A new alternative to DOS, EDENOL DOZ is di(2-ethyl hexyl), or dioctyl azelate, which provides the following benefits:

  • food contact compliance according to FDA CFR 21;
  • partially biobased material, with azelaic acid derived from natural sources;
  • same, or very similar, application characteristics in PVC compared to DOS, which is outlined later in this article; and
  • security of supply: the production process is back-integrated, beginning with conversion of natural fats and oils feedstock into oleic acid, production of azelaic acid by ozonolysis, and finally, synthesis of the ester EDENOL DOZ.

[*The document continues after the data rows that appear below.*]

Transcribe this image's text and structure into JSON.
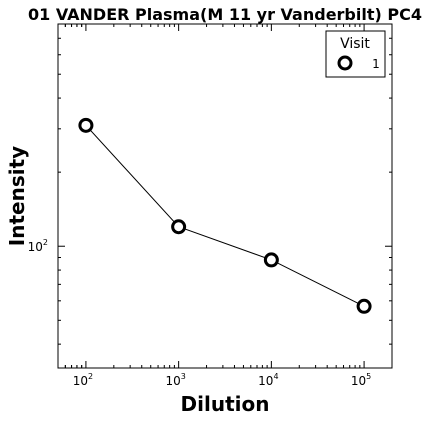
{
  "chart_data": {
    "type": "line",
    "title": "01 VANDER Plasma(M 11 yr Vanderbilt) PC4",
    "xlabel": "Dilution",
    "ylabel": "Intensity",
    "x_scale": "log",
    "y_scale": "log",
    "xlim": [
      50,
      200000
    ],
    "ylim": [
      32,
      800
    ],
    "x_ticks": [
      {
        "value": 100,
        "base": "10",
        "exp": "2"
      },
      {
        "value": 1000,
        "base": "10",
        "exp": "3"
      },
      {
        "value": 10000,
        "base": "10",
        "exp": "4"
      },
      {
        "value": 100000,
        "base": "10",
        "exp": "5"
      }
    ],
    "y_ticks": [
      {
        "value": 100,
        "base": "10",
        "exp": "2"
      }
    ],
    "grid": false,
    "legend": {
      "title": "Visit",
      "placement": "top-right"
    },
    "series": [
      {
        "name": "1",
        "x": [
          100,
          1000,
          10000,
          100000
        ],
        "y": [
          310,
          120,
          88,
          57
        ],
        "color": "#000000",
        "marker": "open-circle"
      }
    ]
  }
}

Comparison of EDENOL DOZ and DOS

As azelaic acid is a close homologue of sebacic acid, the respective esters are very similar in their product properties. As shown in Table 1, viscosity and specific gravity are the same. Thus, when switching from DOS to EDENOL DOZ, little to nothing needs to be changed in the dosing system.

Since the chemical structure and physicochemical properties of EDENOL DOZ and DOS are very similar, the behavior of both plasticizers in a PVC formulation was compared. A basic PVC formulation was used: a CaZn-stabilized PVC with epoxidized soy bean oil as co-stabilizer and the plasticizers, EDENOL DOZ or DOS, at two respective dosage levels of 40 or 70 phr (Table 2).

Comparing EDENOL DOZ and DOS, one can recognize the deviations are quite small and often within, or close to, the tolerances of the respective measurement. The Shore hardness tends to be slightly lower with EDENOL DOZ compared to DOS; therefore, the plasticizer dosage in this formulation could have been reduced when switching from DOS to EDENOL DOZ. With the tensile strength at 40 phr dosage being the same for both plasticizers, the difference at the higher dosage is minimal. Breaking tension, elongation at break and the cold flex temperature do not show any significant differences. The extraction resistance to iso-octane shows a small advantage for EDENOL DOZ within the accuracy of the measurement. Although the differences in behavior depend upon the full formulation used, EDENOL DOZ is certainly the closest alternative to DOS that is available in the market.



EDENOL DOZ provides similar properties to DOS in substance as well as incorporated in PVC. Both plasticizers provide food contact compliance according to FDA CFR 21 and both are partially biobased materials. However, while DOS is dependent upon the supply chain of castor oil and sebacic acid, the new plasticizer is based on azelaic acid, which is derived from a reliable and proven process of ozonolysis of oleic acid. Oleic acid is sourced from numerous natural fats and oils, so EDENOL DOZ provides the highest level of safety of supply for the PVC industry, and therefore, it represents a viable and sustainable replacement for DOS.